Hackney Community Law Centre (HCLC), which provides specialist legal advice to disadvantaged residents, could close by next year in the wake of “swingeing” 45 per cent cuts to its council funding.
In a decision voted through at a 25 March cabinet meeting, HCLC’s grant was slashed from £203,000 to £115,000, which will result in the centre having to consider cuts to its immigration department and reducing the number of staff available for housing advice.
HCLC, which has just finished successfully fighting a Windrush case, saw a cut of £60,000 to its debt advice service last year, and has already seen a drop in its council funding of 56 per cent since October 2017.
Cllr Deniz Oguzkanli (Lab, Lea Bridge), speaking on behalf of HCLC’s board of trustees, said: “We know that austerity from central government has impacted all our services, but this is a deliberate and unconsulted sudden change of policy of redistribution of the grants pot.
“It has also left Hackney Citizens Advice Bureau (CAB) reeling from a major cut, whilst other untried and possibly unqualified groups have been given significant sums.”
Sean Canning, manager of HCLC, also speaking on behalf of trustees, added: “Legal aid is the fourth pillar of the welfare state – along with the NHS – introduced in the 1940s by the Clement Attlee government.
“We are deeply shocked and puzzled that this council should be hitting today’s custodians of that achievement of access to justice for the poor and vulnerable.
“Law centres, and advice agencies like ours, are very dependent on funding from the local council, and in the past Hackney Council has been very supportive in that regard for which we have been very grateful.”
Town Hall funding has in the past bridged the gap for centres like HCLC in the wake of central government cuts to legal aid services under the Legal Aid, Sentencing and Punishment of Offenders Act 2012 (LASPO).
Canning said that last-ditch talks with the council to reconsider or defer the decision had not received a “sympathetic” hearing, with HCLC saying the Town Hall offered them £35,000 over the first two quarters of the coming year – not enough to prevent HCLC’s possible closure in 2020.
According to Tim Shields, the council’s chief executive, officers have been working with Hackney CAB, the HCLC and Deaf PLUS to carry out a systems review of advice services in the borough since 2016, alongside 19 other local organisations.
In a report presented to cabinet, Shields said: “There is a presumption in current system design across a range of industries and sectors that specifying service delivery methods, setting standards and monitoring and managing performance against pre-determined standards improves performance.
“This is increasingly being challenged within public services as the intended outcomes for recipients of services are not realised.
“The need for a new approach is increasingly relevant as public services are evolving in an attempt to respond to complex social problems and the complexity of people’s lives.”

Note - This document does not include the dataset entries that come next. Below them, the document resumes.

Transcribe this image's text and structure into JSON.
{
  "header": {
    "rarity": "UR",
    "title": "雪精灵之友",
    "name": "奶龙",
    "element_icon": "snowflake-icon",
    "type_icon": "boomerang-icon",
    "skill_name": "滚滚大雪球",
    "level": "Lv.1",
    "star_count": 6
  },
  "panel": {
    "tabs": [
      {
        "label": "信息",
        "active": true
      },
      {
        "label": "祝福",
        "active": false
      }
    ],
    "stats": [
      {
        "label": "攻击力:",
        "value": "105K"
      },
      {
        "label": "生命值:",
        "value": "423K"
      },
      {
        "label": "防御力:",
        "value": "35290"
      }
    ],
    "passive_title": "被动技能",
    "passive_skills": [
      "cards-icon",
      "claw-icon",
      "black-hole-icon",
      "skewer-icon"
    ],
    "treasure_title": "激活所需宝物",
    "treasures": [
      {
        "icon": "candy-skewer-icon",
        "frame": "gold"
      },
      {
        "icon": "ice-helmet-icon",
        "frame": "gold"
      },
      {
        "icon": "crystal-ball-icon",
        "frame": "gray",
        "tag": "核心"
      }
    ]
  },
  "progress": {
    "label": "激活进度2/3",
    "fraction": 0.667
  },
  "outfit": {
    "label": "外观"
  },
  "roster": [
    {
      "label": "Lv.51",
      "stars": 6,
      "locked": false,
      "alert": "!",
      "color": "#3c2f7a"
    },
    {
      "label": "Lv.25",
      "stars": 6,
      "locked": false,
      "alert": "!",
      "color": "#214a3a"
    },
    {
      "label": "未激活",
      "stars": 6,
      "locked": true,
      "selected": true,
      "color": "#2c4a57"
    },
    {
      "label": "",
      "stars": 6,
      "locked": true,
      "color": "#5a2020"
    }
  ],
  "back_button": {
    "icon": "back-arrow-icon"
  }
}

Shields added that the Town Hall is aspiring towards a new model of an “integrated debt and advice service which helps people resolve their problems at the earliest stage and find ways to help people address wider issues to help them live a happier more fulfilled life”.

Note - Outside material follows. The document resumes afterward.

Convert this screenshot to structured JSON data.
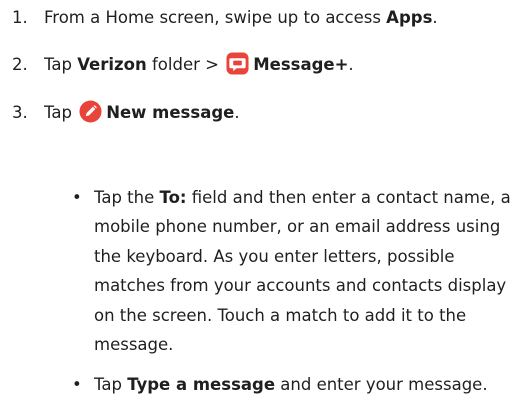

However, HCLC claims the specific change in policy which has hit their budgets was “sudden and unconsulted”.
On the subject of the two-year advice review, Canning said: “We disagree with its methodology and conclusions, which do not reflect the findings of the main agencies participating in the review – HCLC, Hackney CAB and Deaf PLUS.
“Also, we have been refused sight of this report and even told that no such report exists.

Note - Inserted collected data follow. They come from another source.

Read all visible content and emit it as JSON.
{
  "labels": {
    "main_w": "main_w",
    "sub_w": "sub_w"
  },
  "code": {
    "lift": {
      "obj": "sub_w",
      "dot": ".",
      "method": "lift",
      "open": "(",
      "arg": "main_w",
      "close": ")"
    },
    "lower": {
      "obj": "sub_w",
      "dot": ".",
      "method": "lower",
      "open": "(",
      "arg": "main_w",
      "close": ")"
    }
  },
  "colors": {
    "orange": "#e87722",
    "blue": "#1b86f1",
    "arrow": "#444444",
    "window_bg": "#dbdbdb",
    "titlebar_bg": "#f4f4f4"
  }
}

“We are extremely concerned that not all those in the advice sector proposed for funding this coming year were assessed in this way, which does create a somewhat uneven field.”
During a judicial review in the High Court of cuts to court duty schemes in 2018, the work of law centres like HCLC was highlighted as an “invaluable community resource, enabling some of the most vulnerable members of society to obtain, free of charge, basic legal advice in those areas of law, such as housing, social welfare, and employment, which have the most fundamental impact on their daily lives and wellbeing”.
In a report to last night’s cabinet, Cllr Caroline Selman (Lab, Woodberry Down), the Town Hall’s voluntary sector chief, said: “The council continues to support the voluntary and community sector (VCS) through the grants programme, recognising their preventative role and the ability of advice providers to reach vulnerable residents and avert crisis.
“The council remains committed to working in partnership with the VCS and our continued commitment to the grants programme is one of the ways in which we demonstrate this.
“Given the challenges facing advice services in the wake of unprecedented and ongoing welfare reforms, officers have embarked on a full review of advice services in partnership with advice providers.
“The review has led us to a new way of working with our advice partners based on ongoing learning and improvement, focusing on the purpose of the service and how this responds to the needs of the individual.
“The new advice grants framework that was used to identify organisations for funding will ensure that the methodology for achieving ongoing improvements continues to be deployed and embedded within the sector.”
Cllr Selman added that the systems review was part of the council exploring a “resetting of its relationship” with the VCS as it reflected on “the inherent attitudes and behaviours by all involved, in some areas of partnership working”, as it seeks to address what it views as weaknesses in advice provision.